Floyd Mayweather’s Financial Genius

Boxer Floyd Mayweather Jr. walks onto the stage during an arrival ceremony Tuesday, April 28, 2015, in Las Vegas. Mayweather will face Manny Pacquiao in a welterweight boxing match in Las Vegas on May 2. (AP Photo/John Locher)
Boxer Floyd Mayweather Jr. walks onto the stage during an arrival ceremony Tuesday, April 28, 2015, in Las Vegas. Photo: John Locher/AP/Corbis

Floyd Mayweather has made crystal clear what his Saturday prize fight against Manny Pacquiao is really about.  

Money,” he told one interviewer. “I’m not going to lie to you. Of course, everything plays a major key. I love the fans, I want to give them excitement, I love them.” But the fans aren’t the central reason for the fight? “No, the money.” The 47-and-0 boxer went on: “At the end of the day, my daughter can’t eat the zero. She can’t eat a boxing record.”

Win or lose, Mayweather stands to make an astonishing amount on Saturday — well more than $100 million for an hour or so of work. And he will do so by virtue of one of the most unusual and potentially the most lucrative financial deals in all of professional sports.  

Many star athletes make the lion’s share of their money through endorsements, and virtually all get something from big-spending brands. LeBron James, for instance, made $19.3 million last year playing basketball and more than $50 million hawking products for Coca-Cola, Nike, Samsung, Dunkin’ Donuts, and Audemars Piguet watches, as tallied by Forbes. Roger Federer had $4.2 million in winnings and ten times that amount in endorsement income. But not Mayweather. In fact, he came out No. 1 in the Forbes list of the world’s top 100 earners in sports in 2014. And he was the only one not to have any endorsement income, largely owing to his horrific record of domestic abuse. 
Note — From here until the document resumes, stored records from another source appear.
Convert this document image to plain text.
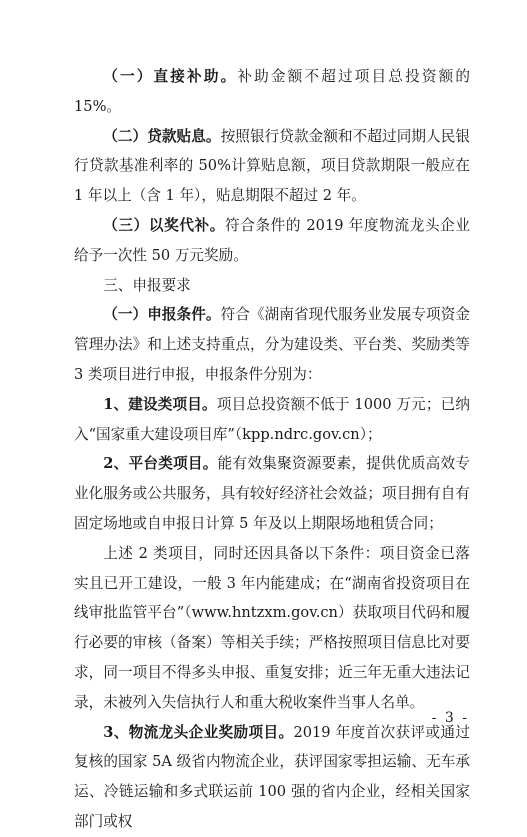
（一）直接补助。补助金额不超过项目总投资额的 15%。

（二）贷款贴息。按照银行贷款金额和不超过同期人民银行贷款基准利率的 50%计算贴息额，项目贷款期限一般应在 1 年以上（含 1 年），贴息期限不超过 2 年。

（三）以奖代补。符合条件的 2019 年度物流龙头企业给予一次性 50 万元奖励。

三、申报要求

（一）申报条件。符合《湖南省现代服务业发展专项资金管理办法》和上述支持重点，分为建设类、平台类、奖励类等 3 类项目进行申报，申报条件分别为：

1、建设类项目。项目总投资额不低于 1000 万元；已纳入“国家重大建设项目库”（kpp.ndrc.gov.cn）；

2、平台类项目。能有效集聚资源要素，提供优质高效专业化服务或公共服务，具有较好经济社会效益；项目拥有自有固定场地或自申报日计算 5 年及以上期限场地租赁合同；

上述 2 类项目，同时还因具备以下条件：项目资金已落实且已开工建设，一般 3 年内能建成；在“湖南省投资项目在线审批监管平台”（www.hntzxm.gov.cn）获取项目代码和履行必要的审核（备案）等相关手续；严格按照项目信息比对要求，同一项目不得多头申报、重复安排；近三年无重大违法记录，未被列入失信执行人和重大税收案件当事人名单。

3、物流龙头企业奖励项目。2019 年度首次获评或通过复核的国家 5A 级省内物流企业，获评国家零担运输、无车承运、冷链运输和多式联运前 100 强的省内企业，经相关国家部门或权

- 3 -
And many star boxers make the lion’s share of their money through fight fees guaranteed by promoters, which can include a slice of any pay-per-view revenue. Again, not Mayweather. Instead, he acts as his own promoter, staging his own fights and collecting gobs of money at the back-end. “It’s never been done,” he told the New York Times about his financial setup back in 2011. “Not in entertainment history. Not in sports history. You see that arena Saturday? It’s all Mayweather money. Want a hot dog? Mayweather money. Want a T-shirt? Mayweather money. I need all that.”

In some sense, then, Mayweather looks less like a top-earning athlete than he does like a top-earning touring musician — especially if you think of the pay-per-view watchers as being ticket holders. He stages his own shows and then takes a fat cut of the revenue from those shows. He makes money the way that Phish and the Dave Matthews Band make money, more so than the way that Serena Williams and David Beckham make money. (As Tim Smith points out, this could have something to do with the fact that one of Mayweather’s advisors used to work in music promotions.)

And this time around, there’s going to be a lot of Mayweather money to make. The fight is expected to generate around $300 million in pay-per-view revenue alone, about two thirds of which will go to Mayweather and Pacquiao. On top of that, there will be revenue from fight sponsorships, like the $5.6 million Tecate paid to get its logo emblazoned on the floor of the ring; various additional television rights; revenue from tickets and merchandise; and on and on. It’s a freakishly lucrative setup for Mayweather, and one that only a true superstar with the clout to muscle himself into these kind of contracts could make.